I've always turned to writing as a way to capture, understand, and share my thoughts and emotions. The instant I had a pencil in my hand or a keyboard at my fingertips, all of the things in my head seemed to just naturally pour out. And no matter how ugly the thoughts felt inside me, once they were out on paper, I could make sense of them and turn them into something less ugly – even something beautiful. But lately, I've avoided my notebooks and my computer; just the thought of writing has felt impossible. The fear that the things I write down will be too much to dissect – too ugly – has been overwhelming. What if I couldn't make the ugly thoughts beautiful?
What I mean by "making ugly thoughts beautiful" is being able to interpret and accept the things I think and feel. Writing is my coping method, my therapist, my rock. Jotting down stories and ideas, documenting details about my day, and keeping a blog like this have always brought me clarity. It's how I make sense of the world around me. So, recently, because the world hasn't been making much sense, my notebooks should be overflowing. Yet, I haven't written a word. Every time I think about writing, I immediately distract myself with a TV show or movie, going to a friend's, or maniacally organizing something in my room. None of these things, of course, have solved the problem. Standing in the shower I'll suddenly be overcome with guilt: why haven't you written? Writing had always been a rock, but now it feels like that rock is crushing me with its weight. Am I at rock bottom?
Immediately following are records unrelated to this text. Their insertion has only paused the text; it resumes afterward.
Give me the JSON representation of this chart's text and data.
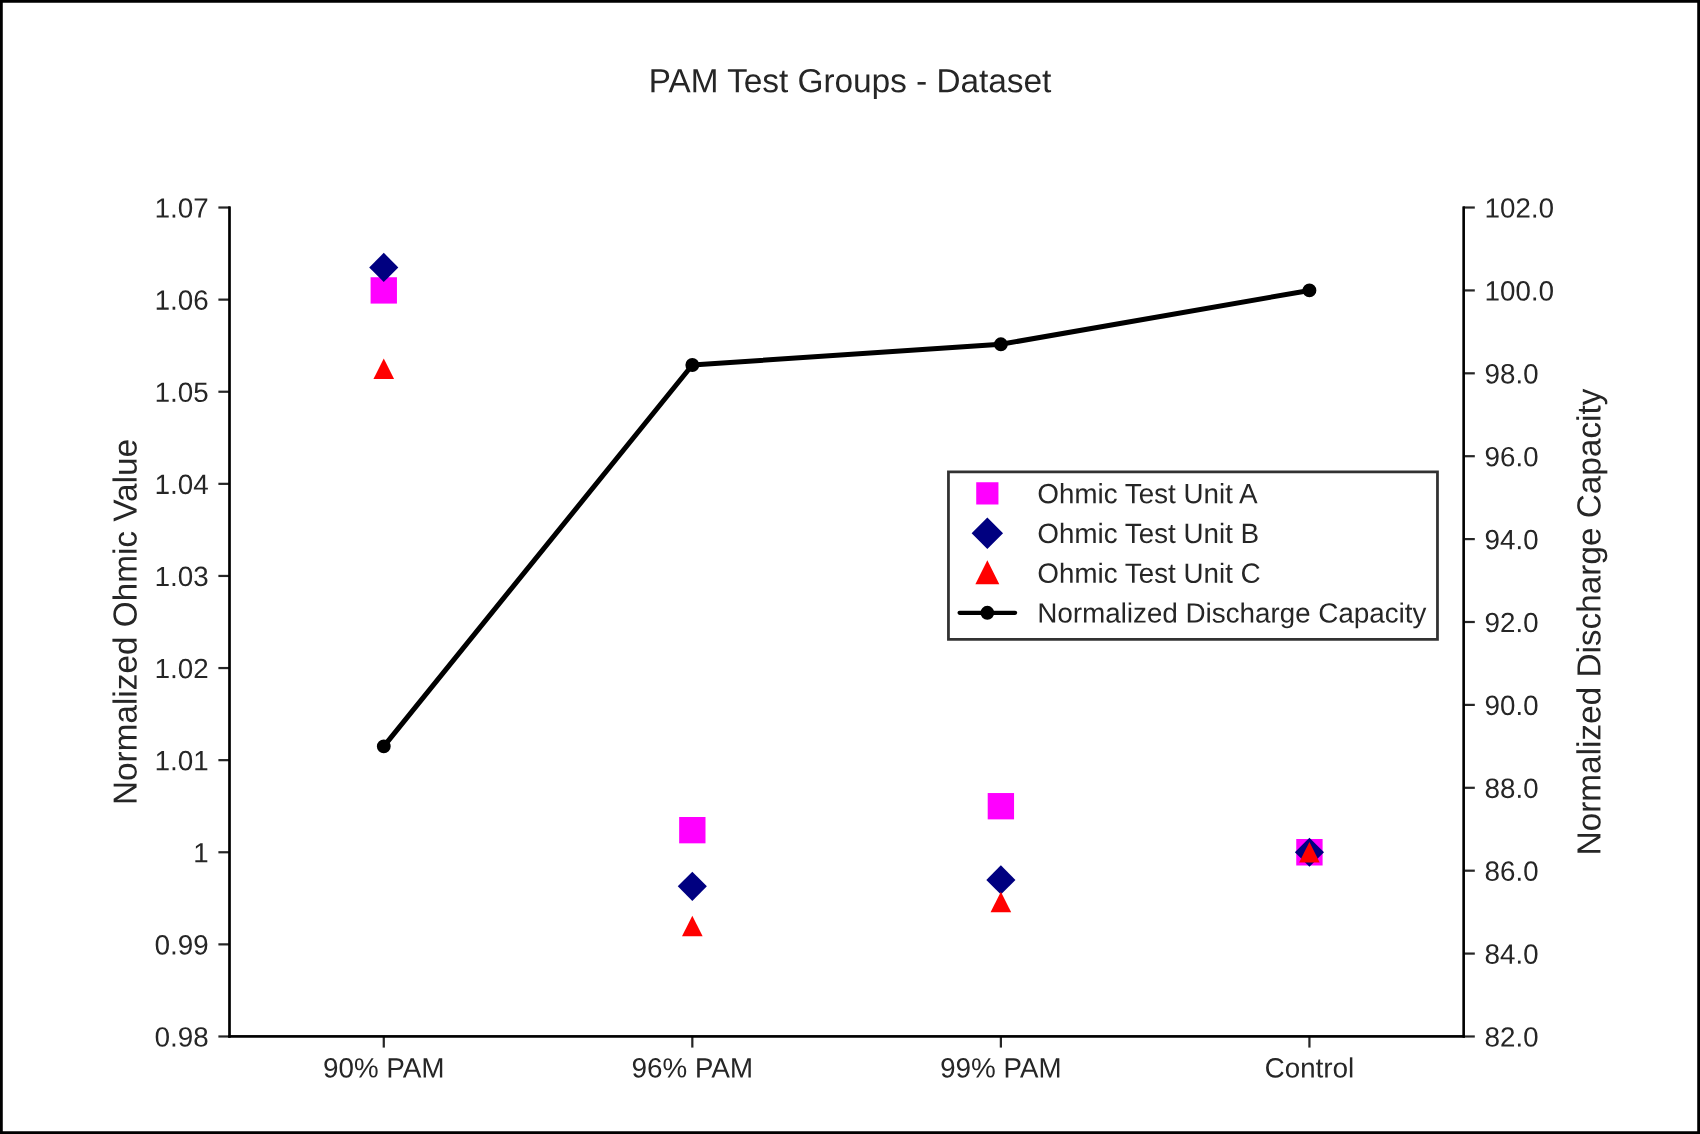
{
  "chart_data": {
    "type": "scatter",
    "title": "PAM Test Groups - Dataset",
    "ylabel": "Normalized Ohmic Value",
    "y2label": "Normalized Discharge Capacity",
    "categories": [
      "90% PAM",
      "96% PAM",
      "99% PAM",
      "Control"
    ],
    "series": [
      {
        "name": "Ohmic Test Unit A",
        "color": "#ff00ff",
        "marker": "square",
        "values": [
          1.061,
          1.0024,
          1.005,
          1.0
        ]
      },
      {
        "name": "Ohmic Test Unit B",
        "color": "#000080",
        "marker": "diamond",
        "values": [
          1.0635,
          0.9963,
          0.997,
          1.0
        ]
      },
      {
        "name": "Ohmic Test Unit C",
        "color": "#ff0000",
        "marker": "triangle",
        "values": [
          1.0525,
          0.992,
          0.9946,
          1.0
        ]
      },
      {
        "name": "Normalized Discharge Capacity",
        "type": "line",
        "axis": "y2",
        "color": "#000000",
        "marker": "circle",
        "line_style": "solid",
        "values": [
          89.0,
          98.2,
          98.7,
          100.0
        ]
      }
    ],
    "ylim": [
      0.98,
      1.07
    ],
    "yticks": [
      {
        "value": 0.98,
        "label": "0.98"
      },
      {
        "value": 0.99,
        "label": "0.99"
      },
      {
        "value": 1.0,
        "label": "1"
      },
      {
        "value": 1.01,
        "label": "1.01"
      },
      {
        "value": 1.02,
        "label": "1.02"
      },
      {
        "value": 1.03,
        "label": "1.03"
      },
      {
        "value": 1.04,
        "label": "1.04"
      },
      {
        "value": 1.05,
        "label": "1.05"
      },
      {
        "value": 1.06,
        "label": "1.06"
      },
      {
        "value": 1.07,
        "label": "1.07"
      }
    ],
    "y2lim": [
      82,
      102
    ],
    "y2ticks": [
      {
        "value": 82,
        "label": "82.0"
      },
      {
        "value": 84,
        "label": "84.0"
      },
      {
        "value": 86,
        "label": "86.0"
      },
      {
        "value": 88,
        "label": "88.0"
      },
      {
        "value": 90,
        "label": "90.0"
      },
      {
        "value": 92,
        "label": "92.0"
      },
      {
        "value": 94,
        "label": "94.0"
      },
      {
        "value": 96,
        "label": "96.0"
      },
      {
        "value": 98,
        "label": "98.0"
      },
      {
        "value": 100,
        "label": "100.0"
      },
      {
        "value": 102,
        "label": "102.0"
      }
    ],
    "grid": false,
    "legend": "right"
  }
}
The short answer is no. I'm not at rock bottom. Realistically, I'm not in a bad place at all. I just graduated college a semester early receiving summa cum laude honors, I'm living on campus surrounded by all my friends, I can focus on searching for a job, I'm working for a local restaurant, I have time to do things I enjoy and have fun. So, why do I feel so shitty? Turns out, a lot of it is perspective. Those things I just listed have been consuming me for the last two months, but when I think them to myself, they don't sound nearly as positive. In my head I hear: I graduated college but I don't have a real job, I have nothing to do while all my friends are busy with school, and I'm not successful. It's this weird mix of embarrassment, fear, and despondency that stems from what I think success means. At Miami University, success is most often a college graduate who's had a job lined up in Chicago since junior year. It feels like there's supposed to be this smooth transition from college to the real world, but no one prepared me for having no idea what I want to do – what I should do. What if I'm not successful?
I've always been someone who sets high goals for myself and creates a plan to achieve them. Up until now, I was always able to discern the things I wanted to accomplish and how to accomplish them. But as my time in school drew to a close, I could feel a sense of panic rising in me that has made me question my goals. Having completed my education and obtained a college degree, I've been left with only vague notions of what comes next. I know what people who have a degree like mine are supposed to do; I've scoured job boards and company websites for copywriting, communications, journalist, and marketing positions, but nothing I submit an application for really sets a fire in me. In fact, I'm not really surprised by any of the rejections I receive because in all honesty, it's not a job I could see myself doing anyway. I know my first job isn't necessarily going to be my dream job, but deep down, I wonder if I've got the wrong idea about how to apply my skills entirely. It's this internal confusion coupled with skewed perceptions of success that have me feeling so low.
I am not at rock bottom, but I'm definitely not at an all-time high. Instead, I'll call my position "rock middle." I'm in between child and adult, school and career...these weird middle areas where you're expected to change so much so fast. Everyone tells me that things will be okay and that this is normal. Sometimes I believe them and sometimes I don't. How will all these ugly fears and anxieties that I'm experiencing now become the beautiful life and career I've always dreamed for myself? There are a lot of unanswered questions I have for myself while I'm here at rock middle but accepting that is the first step to finding answers. Starting with writing and getting all the thoughts out, I can account for these uncertainties.
Some final thoughts...
I let a big breath go after I finished writing this and looked up from my laptop. For the last three and a half years, a bulletin board (in the image below) has hung over my desk. I made this collage out of the cards I received for my high school graduation and 18th birthday because I couldn't bear to throw them all away. Reading over the cut-up words and phrases made me smile in a way I never have when looking at them before. The words I chose to place on this board mean more to me than I realize. They are constant, visual reminders that there are people who love me, support me, and believe in me – even when I don't believe in myself. So, to all of those people, thank you.